Today, Zimbabwe and Kenya have inclusive governments that have largely been successful in restoring economic and political stability in the respective countries.
People like Juwere, who have no time for dialogue and negotiations and prefer to solve their issues through violent means are agents of destruction and are rightly disowned by their own parents.
Current government thrusts towards black empowerment and indigenisation are supported and it is their ultimate benefits to the country that are analysed and reading the book will give people new ways of looking at these national priorities.
Other themes like love, death, benefits of hard work, commitment, sacrifice, betrayal, determination among others are also explored in the book.
However, these are used to illustrate the bigger social, economic and political concerns of the book.
Davie Elias Mutasa is a professor at the University of South Africa and hails from the Nyahunda farming area, Bikita in Masvingo Province.
He was educated in Bikita and proceeded to the University of Zimbabwe and later UNISA.

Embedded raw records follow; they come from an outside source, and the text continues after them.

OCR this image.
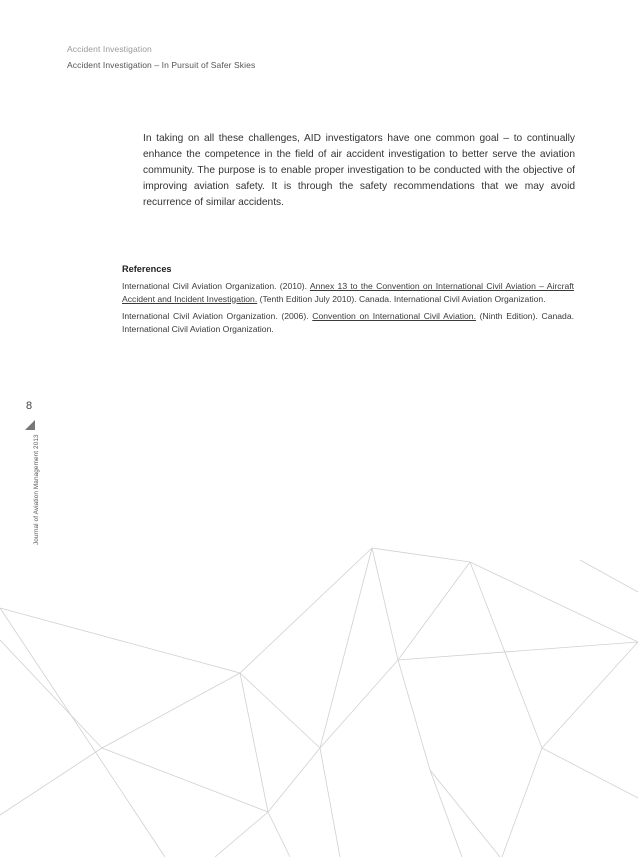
Accident Investigation
Accident Investigation – In Pursuit of Safer Skies
In taking on all these challenges, AID investigators have one common goal – to continually enhance the competence in the field of air accident investigation to better serve the aviation community. The purpose is to enable proper investigation to be conducted with the objective of improving aviation safety. It is through the safety recommendations that we may avoid recurrence of similar accidents.
References
International Civil Aviation Organization. (2010). Annex 13 to the Convention on International Civil Aviation – Aircraft Accident and Incident Investigation. (Tenth Edition July 2010). Canada. International Civil Aviation Organization.
International Civil Aviation Organization. (2006). Convention on International Civil Aviation. (Ninth Edition). Canada. International Civil Aviation Organization.
8
Journal of Aviation Management 2013
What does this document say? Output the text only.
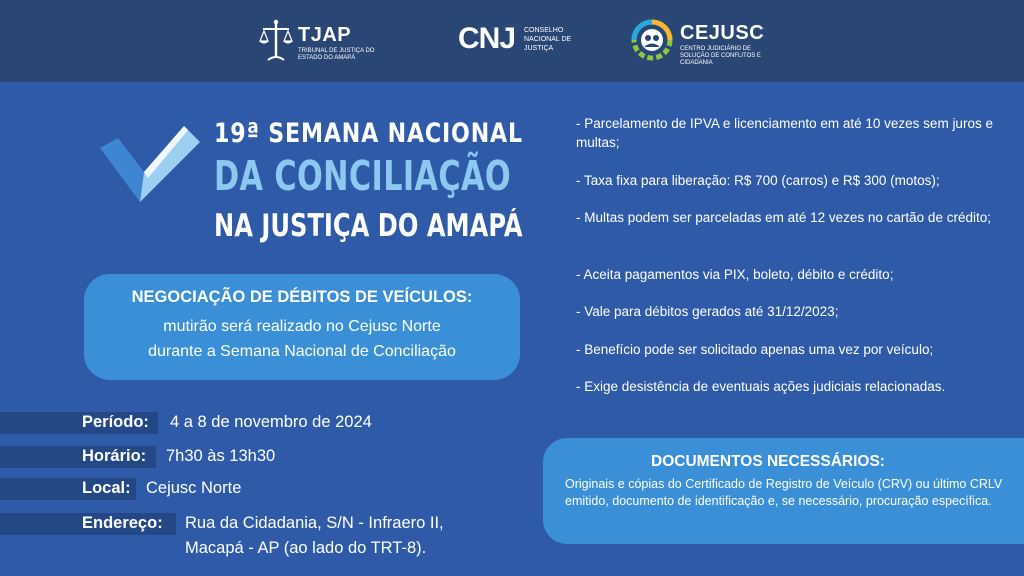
TJAP
TRIBUNAL DE JUSTIÇA DO ESTADO DO AMAPÁ
CNJ CONSELHO NACIONAL DE JUSTIÇA
CEJUSC
CENTRO JUDICIÁRIO DE SOLUÇÃO DE CONFLITOS E CIDADANIA
19ª SEMANA NACIONAL
DA CONCILIAÇÃO
NA JUSTIÇA DO AMAPÁ
NEGOCIAÇÃO DE DÉBITOS DE VEÍCULOS:
mutirão será realizado no Cejusc Norte
durante a Semana Nacional de Conciliação
Período: 4 a 8 de novembro de 2024
Horário: 7h30 às 13h30
Local: Cejusc Norte
Endereço: Rua da Cidadania, S/N - Infraero II,
Macapá - AP (ao lado do TRT-8).
- Parcelamento de IPVA e licenciamento em até 10 vezes sem juros e multas;
- Taxa fixa para liberação: R$ 700 (carros) e R$ 300 (motos);
- Multas podem ser parceladas em até 12 vezes no cartão de crédito;
- Aceita pagamentos via PIX, boleto, débito e crédito;
- Vale para débitos gerados até 31/12/2023;
- Benefício pode ser solicitado apenas uma vez por veículo;
- Exige desistência de eventuais ações judiciais relacionadas.
DOCUMENTOS NECESSÁRIOS:
Originais e cópias do Certificado de Registro de Veículo (CRV) ou último CRLV emitido, documento de identificação e, se necessário, procuração específica.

He has also published Nyambo DzeJoni, a book which won him the Zimbabwe Book Publishers Association prize in 2000.
Sekai Minda Tave Nayo is a book with a difference in all respects as far as the Shona narrative is concerned.
It is constructed on letters only and in terms of concerns, touches on issues many a writer would find difficult to present so vividly.
It is a must-read for those who have the love of the Shona language and would like to have a feel of contemporary Zimbabwean issues.